A powerful collection of queer and trans speculative fiction that asks the question, “But what if things were different?”
Here, queer and trans characters become rebellious teens experiencing their first heartbreak; participants in actual, violent rebellions; and collectors of futuristic artifacts. Sam J. Miller’s opener, “The Republic of Ecstatic Consent,” is a burst of queer, polyamorous joy that teases the palate for what’s to come. In “When the Devil Comes From Babylon,” Maya Deane imagines a brighter future for two closeted trans teens living on a religious cult’s compound.

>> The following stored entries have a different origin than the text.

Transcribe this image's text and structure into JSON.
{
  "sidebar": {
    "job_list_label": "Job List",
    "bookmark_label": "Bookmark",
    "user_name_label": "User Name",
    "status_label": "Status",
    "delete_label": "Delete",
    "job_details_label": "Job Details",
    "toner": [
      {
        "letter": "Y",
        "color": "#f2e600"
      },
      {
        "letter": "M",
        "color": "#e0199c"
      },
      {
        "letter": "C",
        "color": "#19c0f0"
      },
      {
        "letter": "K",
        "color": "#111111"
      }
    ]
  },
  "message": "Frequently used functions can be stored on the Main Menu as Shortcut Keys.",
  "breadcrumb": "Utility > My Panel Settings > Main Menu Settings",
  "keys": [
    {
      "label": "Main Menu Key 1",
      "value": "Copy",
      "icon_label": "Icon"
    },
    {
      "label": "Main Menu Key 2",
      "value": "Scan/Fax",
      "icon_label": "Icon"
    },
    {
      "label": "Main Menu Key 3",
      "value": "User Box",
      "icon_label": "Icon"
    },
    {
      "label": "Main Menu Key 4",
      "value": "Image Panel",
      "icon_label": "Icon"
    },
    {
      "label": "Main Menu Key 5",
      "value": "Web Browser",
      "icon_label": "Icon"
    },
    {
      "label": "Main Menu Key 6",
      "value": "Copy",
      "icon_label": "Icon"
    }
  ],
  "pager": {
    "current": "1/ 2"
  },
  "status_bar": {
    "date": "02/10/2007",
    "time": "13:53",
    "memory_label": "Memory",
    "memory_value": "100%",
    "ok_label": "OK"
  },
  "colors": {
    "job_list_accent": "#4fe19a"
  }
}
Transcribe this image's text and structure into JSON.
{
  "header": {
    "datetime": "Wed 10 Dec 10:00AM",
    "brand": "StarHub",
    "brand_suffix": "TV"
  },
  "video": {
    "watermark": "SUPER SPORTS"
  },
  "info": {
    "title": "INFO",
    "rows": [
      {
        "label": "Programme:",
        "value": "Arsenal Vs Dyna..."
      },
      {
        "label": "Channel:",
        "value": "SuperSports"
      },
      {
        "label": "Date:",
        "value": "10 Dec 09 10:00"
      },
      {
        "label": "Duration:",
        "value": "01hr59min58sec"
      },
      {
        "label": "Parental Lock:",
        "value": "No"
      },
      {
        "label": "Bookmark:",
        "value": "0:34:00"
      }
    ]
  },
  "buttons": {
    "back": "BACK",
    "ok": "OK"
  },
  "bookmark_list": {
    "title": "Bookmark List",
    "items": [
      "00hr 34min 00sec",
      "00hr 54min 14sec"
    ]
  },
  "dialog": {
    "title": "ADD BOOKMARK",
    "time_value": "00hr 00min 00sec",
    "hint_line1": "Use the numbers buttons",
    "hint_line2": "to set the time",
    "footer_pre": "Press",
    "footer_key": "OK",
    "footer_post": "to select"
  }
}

Dominique Dickey’s “Forever Won’t End Like This” examines the overlap between queerness and fandom, blending together the stories of an actor and the character he plays on a hit TV show. Ramez Yoakeim puts a gay couple at risk of being exterminated by a violent militia in “Fettle & Sunder.” In Sarah Gailey’s “MoonWife,” a digital medium channels the spirit of a trans man’s late friend, while in Esther Alter’s “The Shabbos Bride,” a Jewish trans woman receives a Shabbos miracle that remolds her entire body. Editor Mandelo has pulled together 22 stories from some of the strongest speculative fiction authors working today. The writing is crisp, clean, and evocative throughout. Every tale opens onto a different vision of the future—some far-flung, others right around the corner, and each as compelling as the next. Although the mood shifts frequently throughout the anthology—Miller’s tale is easily the most lighthearted, Yoakeim’s the saddest—each story is a poignant, unflinching look at what could be for the LGBTQ+ community.
A radically queer anthology of trans joy and suffering.